Por ALBERTO DINES - Via Observatório da Imprensa -
Livraram-se
de ‘recall’ algumas categorias de produtos de alta relevância, vendidos
por preço ínfimo ou gratuitos, porém altamente letais: jornais e
revistas.
Anúncio destacado em alguns jornais
de sexta-feira (15/5) informa que a alemã BMW, uma das marcas de
veículos mais prestigiosas do mundo, sonho de consumo, está chamando de
volta os proprietários de determinados modelos e anos de fabricação a
procurarem seus representantes para trocar sem ônus a bomba de
combustível e alertando para os graves perigos que podem ocorrer caso a
substituição não seja realizada. Com isso o fabricante considera-se
quite com os consumidores que acreditaram na excelência de seu produto.
Recalls têm ocorrido na indústria de brinquedos, games e até
na farmacêutica, inegável avanço num sistema econômico que privilegia a
escala e a produção em massa em detrimento de métodos que favorecem a
qualidade. Livraram-se de recall algumas categorias de produtos
de alta relevância, vendidos por preço ínfimo ou gratuitos, porém
altamente letais: jornais e revistas.
A imparável dinâmica democrática permitiu que a lógica do recall
fosse estendida a outro tipo de escolha: a dos cidadãos para exercer
determinadas funções públicas, depois da devida avaliação de seu
desempenho. A Suíça, primeiro Estado a adotar o sistema republicano na
modernidade (a Veneza renascentista teria sido a precursora), adotou o recall no século XIX (1846).
Nos Estados Unidos o sistema funciona há 100 anos em todos os níveis
até o governo estadual (já houve substituições de governadores na Dakota
do Norte e na Califórnia), sendo mais utilizado nas primeiras
instâncias, em âmbito comunitário (xerife, juiz, procurador do
Ministério Público e, talvez no futuro, ouvidor e ombudsman).
Convém registrar com a necessária ênfase, veemência e absoluta clareza que o recall
não vale para instâncias nacionais e só funciona acoplado ao voto
distrital porque é um instrumento da democracia direta.

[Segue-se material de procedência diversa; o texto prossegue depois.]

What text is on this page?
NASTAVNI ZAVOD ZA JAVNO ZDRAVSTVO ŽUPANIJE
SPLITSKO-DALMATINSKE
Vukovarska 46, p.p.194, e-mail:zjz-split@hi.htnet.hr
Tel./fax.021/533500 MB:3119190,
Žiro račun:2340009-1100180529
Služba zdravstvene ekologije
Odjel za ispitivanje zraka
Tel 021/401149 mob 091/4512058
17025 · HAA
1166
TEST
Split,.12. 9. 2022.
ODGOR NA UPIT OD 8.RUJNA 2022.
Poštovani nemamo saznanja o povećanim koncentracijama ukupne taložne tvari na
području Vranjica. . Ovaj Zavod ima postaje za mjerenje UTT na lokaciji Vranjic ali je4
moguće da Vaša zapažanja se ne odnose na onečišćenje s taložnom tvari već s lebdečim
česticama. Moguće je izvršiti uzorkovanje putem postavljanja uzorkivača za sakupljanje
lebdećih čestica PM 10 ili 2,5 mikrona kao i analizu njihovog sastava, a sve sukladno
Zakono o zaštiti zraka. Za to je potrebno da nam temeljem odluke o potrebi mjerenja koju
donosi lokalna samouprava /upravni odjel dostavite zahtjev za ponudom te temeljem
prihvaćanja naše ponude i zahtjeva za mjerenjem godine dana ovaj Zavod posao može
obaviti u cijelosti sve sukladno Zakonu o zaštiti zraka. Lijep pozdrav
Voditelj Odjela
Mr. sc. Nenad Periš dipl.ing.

No
parlamentarismo o recall é inócuo porque lhe é inerente a
possibilidade do voto de desconfiança e a convocação de novo pleito
quando o partido governante não consegue formar nova maioria.
Nas ruas
Como este observador não é o feliz proprietário de um BMW, o fato que o levou a refletir sobre a utilidade do recall
é um produto recente, até há pouco desconhecido, agora com enorme
visibilidade, embora saído de uma linha de montagem obsoleta,
necessitada de reformas imediatas, incapaz de identificar ingredientes
nefastos e notórios defeitos de fabricação.
O deputado federal Eduardo Cunha (PMDB-RJ) não corre o menor risco de
ser deposto pelos companheiros que o colocaram na presidência da Câmara
Federal, tantas são as promessas e privilégios que oferece (sempre às
custas do erário e, portanto, dos contribuintes). Implantado o voto
distrital e admitido o instrumento do recall, o poderoso Sr.
Congresso ficaria mais vulnerável. Ou deveria ficar mais atento aos
caprichos dos deuses que abominam a arrogância e os delírios
onipotentes.
Eduardo Cunha pode continuar a sua performance esquizofrênica
aprovando um reforço no ajuste fiscal e, no momento seguinte,
neutralizando-o com um tremendo aumento nos gastos. O que não pode é
ameaçar a estabilidade institucional e harmonia entre os poderes,
peças-chaves da República, ao chantagear indecentemente o procurador
geral da República e aqueles que podem mantê-lo no cargo – como vingança
pessoal por ter sido incluído formalmente no processo do petrolão.
Eduardo Cunha conhece o regimento, mas evidencia grande ignorância em
matéria histórica. Não sabe que o povo nas ruas exigindo o fim da
corrupção é capaz de produzir recalls surpreendentes.